I was prowling StackOverflow today and the question was asked when you would use 2 databases. I’m amazed at the number of answers of replication and sharding (some under the guise of some other description). The only answer I can think of to be correct is Different Applications/Services (shared hosting probably falls under those 2 in a weird way). I’m going to explain why a replicated database and/or a sharded database are not multiple databases.
Firstly, we must understand what a database is and is not. A database is not a computer program that runs and stores data, this is DBMS (Database Management System). A database simply is a collection of data. A database is an organized collection of data. Many Definitions of a Database include computers, however not all do, in fact Joe Celko argues that first database were precursors to written language in the Middle East (see Data and Databases Chapter 1). It may be true that database are organized for quick retrieval of information in a certain way, however they are not necessarily designed for quick retrieval of all information, in any way.
So what are some example’s of a Non Computer Database? A phone book is a good example of a database. It’s really fast to look someone up if you know there last name, but not if all you have is their phone number and you want their address. You’ll Also note that it’s got various ways of searching if you’re looking for businesses. It is not a good example of a normalized database, but I’m not sure that’s possible with a paper database that allows you to find the same information in multiple ways. A phone book is simply a collection of Names, Addresses, and Phone Numbers, and Categories (tags).
So wouldn’t two phone books be two databases? well if they are published by different vendors, or at different times, then yes. However, if you have two copies of the same phone book, then you have two instances of that database, that have been ‘replicated’ from a ‘master’ copy. You can’t update one of these ‘slave’ copy’s and expect them to replicate, you must update the ‘master’ and publish the updates. Unlike computer Phone books are extremely slow to push updates. Let’s say you want to call a friend, Steven, over for pizza, and your roommate, John, wants to try a new pizza place. John can look at one copy of the phone book to look up the addresses and phone numbers of to the new pizza places you haven’t tried, while you look up Steven’s number in your copy of the book. This is exactly what happens with replication, different requesters doing lookups from different databases.

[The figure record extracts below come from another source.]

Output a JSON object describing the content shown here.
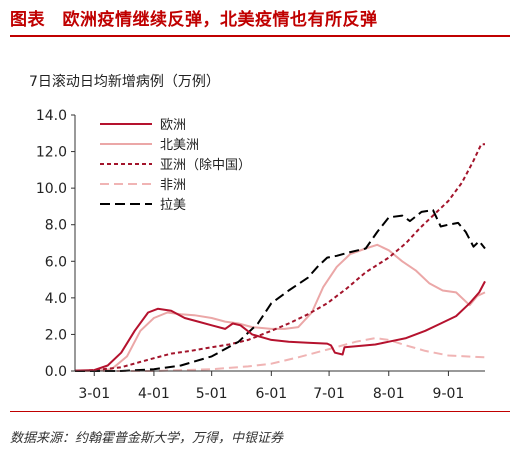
{
  "header": {
    "title": "图表　欧洲疫情继续反弹，北美疫情也有所反弹"
  },
  "footer": {
    "source": "数据来源：约翰霍普金斯大学，万得，中银证券"
  },
  "colors": {
    "accent": "#c00000"
  },
  "chart_data": {
    "type": "line",
    "title": "",
    "ylabel": "7日滚动日均新增病例（万例）",
    "ylim": [
      0,
      14
    ],
    "yticks": [
      "0.0",
      "2.0",
      "4.0",
      "6.0",
      "8.0",
      "10.0",
      "12.0",
      "14.0"
    ],
    "xlim": [
      "2020-02-20",
      "2020-09-20"
    ],
    "xticks": [
      {
        "date": "2020-03-01",
        "label": "3-01"
      },
      {
        "date": "2020-04-01",
        "label": "4-01"
      },
      {
        "date": "2020-05-01",
        "label": "5-01"
      },
      {
        "date": "2020-06-01",
        "label": "6-01"
      },
      {
        "date": "2020-07-01",
        "label": "7-01"
      },
      {
        "date": "2020-08-01",
        "label": "8-01"
      },
      {
        "date": "2020-09-01",
        "label": "9-01"
      }
    ],
    "legend_position": "top-left",
    "grid": false,
    "series": [
      {
        "name": "欧洲",
        "color": "#b5122e",
        "dash": "solid",
        "points": [
          [
            "2020-02-20",
            0.02
          ],
          [
            "2020-03-01",
            0.05
          ],
          [
            "2020-03-08",
            0.3
          ],
          [
            "2020-03-15",
            1.0
          ],
          [
            "2020-03-22",
            2.2
          ],
          [
            "2020-03-29",
            3.2
          ],
          [
            "2020-04-03",
            3.4
          ],
          [
            "2020-04-10",
            3.3
          ],
          [
            "2020-04-17",
            2.9
          ],
          [
            "2020-04-24",
            2.7
          ],
          [
            "2020-05-01",
            2.5
          ],
          [
            "2020-05-08",
            2.3
          ],
          [
            "2020-05-12",
            2.6
          ],
          [
            "2020-05-16",
            2.5
          ],
          [
            "2020-05-22",
            2.0
          ],
          [
            "2020-06-01",
            1.7
          ],
          [
            "2020-06-10",
            1.6
          ],
          [
            "2020-06-20",
            1.55
          ],
          [
            "2020-06-30",
            1.5
          ],
          [
            "2020-07-02",
            1.4
          ],
          [
            "2020-07-04",
            1.0
          ],
          [
            "2020-07-08",
            0.9
          ],
          [
            "2020-07-09",
            1.3
          ],
          [
            "2020-07-15",
            1.35
          ],
          [
            "2020-07-25",
            1.45
          ],
          [
            "2020-08-01",
            1.6
          ],
          [
            "2020-08-10",
            1.8
          ],
          [
            "2020-08-20",
            2.2
          ],
          [
            "2020-08-28",
            2.6
          ],
          [
            "2020-09-05",
            3.0
          ],
          [
            "2020-09-12",
            3.7
          ],
          [
            "2020-09-17",
            4.3
          ],
          [
            "2020-09-20",
            4.9
          ]
        ]
      },
      {
        "name": "北美洲",
        "color": "#eba7a7",
        "dash": "solid",
        "points": [
          [
            "2020-02-20",
            0.0
          ],
          [
            "2020-03-01",
            0.0
          ],
          [
            "2020-03-10",
            0.1
          ],
          [
            "2020-03-18",
            0.8
          ],
          [
            "2020-03-25",
            2.2
          ],
          [
            "2020-04-01",
            2.9
          ],
          [
            "2020-04-08",
            3.2
          ],
          [
            "2020-04-15",
            3.1
          ],
          [
            "2020-04-22",
            3.05
          ],
          [
            "2020-05-01",
            2.9
          ],
          [
            "2020-05-08",
            2.7
          ],
          [
            "2020-05-15",
            2.6
          ],
          [
            "2020-05-22",
            2.4
          ],
          [
            "2020-06-01",
            2.3
          ],
          [
            "2020-06-08",
            2.3
          ],
          [
            "2020-06-15",
            2.4
          ],
          [
            "2020-06-22",
            3.2
          ],
          [
            "2020-06-28",
            4.6
          ],
          [
            "2020-07-05",
            5.7
          ],
          [
            "2020-07-12",
            6.4
          ],
          [
            "2020-07-20",
            6.7
          ],
          [
            "2020-07-26",
            6.9
          ],
          [
            "2020-08-01",
            6.6
          ],
          [
            "2020-08-08",
            6.0
          ],
          [
            "2020-08-15",
            5.5
          ],
          [
            "2020-08-22",
            4.8
          ],
          [
            "2020-08-29",
            4.4
          ],
          [
            "2020-09-05",
            4.3
          ],
          [
            "2020-09-12",
            3.6
          ],
          [
            "2020-09-16",
            4.1
          ],
          [
            "2020-09-20",
            4.3
          ]
        ]
      },
      {
        "name": "亚洲（除中国）",
        "color": "#a3142b",
        "dash": "4,3",
        "points": [
          [
            "2020-02-20",
            0.0
          ],
          [
            "2020-03-01",
            0.05
          ],
          [
            "2020-03-15",
            0.2
          ],
          [
            "2020-03-25",
            0.5
          ],
          [
            "2020-04-01",
            0.7
          ],
          [
            "2020-04-10",
            0.95
          ],
          [
            "2020-04-20",
            1.1
          ],
          [
            "2020-05-01",
            1.3
          ],
          [
            "2020-05-10",
            1.45
          ],
          [
            "2020-05-20",
            1.7
          ],
          [
            "2020-06-01",
            2.2
          ],
          [
            "2020-06-10",
            2.6
          ],
          [
            "2020-06-20",
            3.1
          ],
          [
            "2020-06-30",
            3.7
          ],
          [
            "2020-07-10",
            4.5
          ],
          [
            "2020-07-20",
            5.4
          ],
          [
            "2020-08-01",
            6.2
          ],
          [
            "2020-08-10",
            7.0
          ],
          [
            "2020-08-17",
            7.8
          ],
          [
            "2020-08-25",
            8.6
          ],
          [
            "2020-09-01",
            9.3
          ],
          [
            "2020-09-08",
            10.3
          ],
          [
            "2020-09-14",
            11.5
          ],
          [
            "2020-09-18",
            12.4
          ],
          [
            "2020-09-20",
            12.4
          ]
        ]
      },
      {
        "name": "非洲",
        "color": "#f0b4b4",
        "dash": "9,5",
        "points": [
          [
            "2020-02-20",
            0.0
          ],
          [
            "2020-04-01",
            0.0
          ],
          [
            "2020-05-01",
            0.1
          ],
          [
            "2020-05-20",
            0.25
          ],
          [
            "2020-06-01",
            0.4
          ],
          [
            "2020-06-15",
            0.75
          ],
          [
            "2020-07-01",
            1.2
          ],
          [
            "2020-07-15",
            1.6
          ],
          [
            "2020-07-25",
            1.8
          ],
          [
            "2020-08-01",
            1.7
          ],
          [
            "2020-08-10",
            1.4
          ],
          [
            "2020-08-20",
            1.1
          ],
          [
            "2020-09-01",
            0.85
          ],
          [
            "2020-09-20",
            0.75
          ]
        ]
      },
      {
        "name": "拉美",
        "color": "#000000",
        "dash": "10,5",
        "points": [
          [
            "2020-02-20",
            0.0
          ],
          [
            "2020-03-15",
            0.0
          ],
          [
            "2020-04-01",
            0.1
          ],
          [
            "2020-04-15",
            0.3
          ],
          [
            "2020-05-01",
            0.8
          ],
          [
            "2020-05-15",
            1.6
          ],
          [
            "2020-05-25",
            2.6
          ],
          [
            "2020-06-01",
            3.7
          ],
          [
            "2020-06-10",
            4.4
          ],
          [
            "2020-06-20",
            5.1
          ],
          [
            "2020-06-25",
            5.7
          ],
          [
            "2020-06-30",
            6.2
          ],
          [
            "2020-07-05",
            6.3
          ],
          [
            "2020-07-12",
            6.5
          ],
          [
            "2020-07-20",
            6.7
          ],
          [
            "2020-07-26",
            7.6
          ],
          [
            "2020-08-01",
            8.4
          ],
          [
            "2020-08-08",
            8.5
          ],
          [
            "2020-08-12",
            8.2
          ],
          [
            "2020-08-18",
            8.7
          ],
          [
            "2020-08-24",
            8.8
          ],
          [
            "2020-08-28",
            7.9
          ],
          [
            "2020-09-01",
            8.0
          ],
          [
            "2020-09-06",
            8.1
          ],
          [
            "2020-09-10",
            7.6
          ],
          [
            "2020-09-14",
            6.8
          ],
          [
            "2020-09-17",
            7.1
          ],
          [
            "2020-09-20",
            6.7
          ]
        ]
      }
    ]
  }
}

Now let’s talk sharding, phone books aren’t sharded right? wrong! they are phone books are sharded by location. The entire phone book database for even 1 state would be too big for them to distribute, so they split it up into smaller regions. Only the phone book company has the entire list. So that makes it kind of a bad example. Let’s talk about encyclopedia’s instead. They are a much better example since you don’t generally buy one encyclopedia, you buy the whole set (which is also replicated and you can think of it’s replication in the same way as phone books). Each encyclopedia volume tells on the side which letters it contains, so when you open it you know you’re in the right vicinity. This is how a shard works, your database got too big an unmanageable as a whole so you split it up into ‘shards’ or ‘partitions’ to make it faster to search and easier to handle and store.
Now to clarify my answer to that original question. You wouldn’t put a phone number (phone entry not included) in an encyclopedia even though I’m sure Bill Clinton has one, you might list it in the phone book though. So now you see when you would use a different database. Very clearly you would use one when the type of data is different enough, when it’s for different organizations, or when it’s for kind of shared service.
I hope these analogies to computer databases have helped explain the concepts.